November 9th - 11th, 2018

Averill Park, NY, United States


Chris Rose is a Senior Critic in Architecture and Design at Rhode Island School of Design, and a Fellow of the Royal Society of Arts, London. Chris is also a Fellow of Arts Letters & Numbers and has been a crucial part of the organization since the beginning. During the time of November 9th and November 11th, 2018 he directed the session ‘Tales of the Unexpected’ for a full house at Arts Letters & Numbers in Averill Park, NY.

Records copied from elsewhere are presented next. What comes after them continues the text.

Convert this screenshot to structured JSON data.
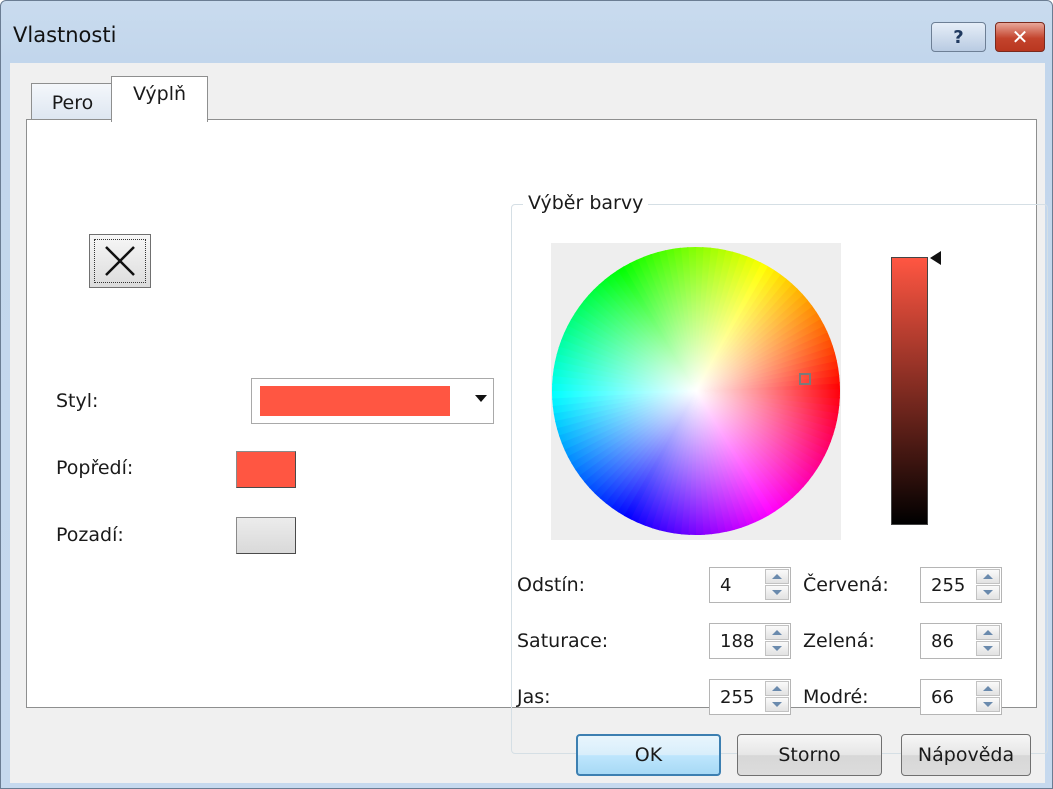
{
  "window": {
    "title": "Vlastnosti"
  },
  "titlebar": {
    "help_glyph": "?",
    "close_glyph": "✕"
  },
  "tabs": [
    {
      "label": "Pero"
    },
    {
      "label": "Výplň"
    }
  ],
  "fill": {
    "no_fill_glyph": "✕",
    "style_label": "Styl:",
    "style_swatch_color": "#ff5642",
    "foreground_label": "Popředí:",
    "foreground_color": "#ff5642",
    "background_label": "Pozadí:",
    "background_color": "#e0e0e0"
  },
  "color_picker": {
    "group_title": "Výběr barvy",
    "hue": {
      "label": "Odstín:",
      "value": "4"
    },
    "saturation": {
      "label": "Saturace:",
      "value": "188"
    },
    "brightness": {
      "label": "Jas:",
      "value": "255"
    },
    "red": {
      "label": "Červená:",
      "value": "255"
    },
    "green": {
      "label": "Zelená:",
      "value": "86"
    },
    "blue": {
      "label": "Modré:",
      "value": "66"
    },
    "selected_color": "#ff5642"
  },
  "buttons": {
    "ok": "OK",
    "cancel": "Storno",
    "help": "Nápověda"
  }
}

'Tales of the unexpected'; Why the title? Well the expected when taken alone can either become a delight, for example when we lose a sense of time by being thoroughly immersed in what we love to do, or it can be a form of cultural hypnosis or dulling of awareness. It is often the unexpected that wakes us, brings us to awareness and appreciation, keeps us in creative relation with possibilities that surround us. So the ‘expected / unexpected’ is a vector of awareness.

In the session we considered the ways in which experience enters our present moment - that mysterious human sense of the 'persistence of the present moment' which is a feature of our conscious life, of our imagination and dreams.

We shared some experiences of our own, and as a framing device for the four days we made use of images, sounds and writings to open up an appreciation of those things that are shared and those that are personal; an exploration of what may be termed 'the grammar of experience'. The musical analogy is with the word ‘timbre’ the pattern of sound we instantly identify with a distinct instrument, a flute, a violin, a saxophone for example. These identifying qualities are independent of a particular piece of music in the same way as we can sometimes feel a recognizable type of experience separately from its specific instance or narrative content. Here ‘the grammar of experience’ may be a thought provoking term

We had some short texts that were from previous centuries and current times, all of which evoked a sense of persistence, currency of human experience through narrative, word pictures, ideas from the sciences and from different cultures and epochs to show how much persists and is common across human experience in many domains, lending us the remarkable capacity to perceive previously unperceived things. We heard an audio dramatization of ’Time Regained’; a famous concluding section of Marcel Proust’s ‘In search of Lost Time’. We listened to it because hearing is a sense that is volumetric and spatial rather than linear. This audio experience vividly illustrated how our attempts to remember the things that matter to us by using only the intellect, or our ‘thoughts about memories’, are unsatisfactory and it’s hard to know why. But the human senses can suddenly and profoundly connect us across time in a moment - a sound, a smell, a certain phrase; the power to ’solve’ the loss of memory is a part of our sensory life made up of a conciliation of all the senses into the present moment.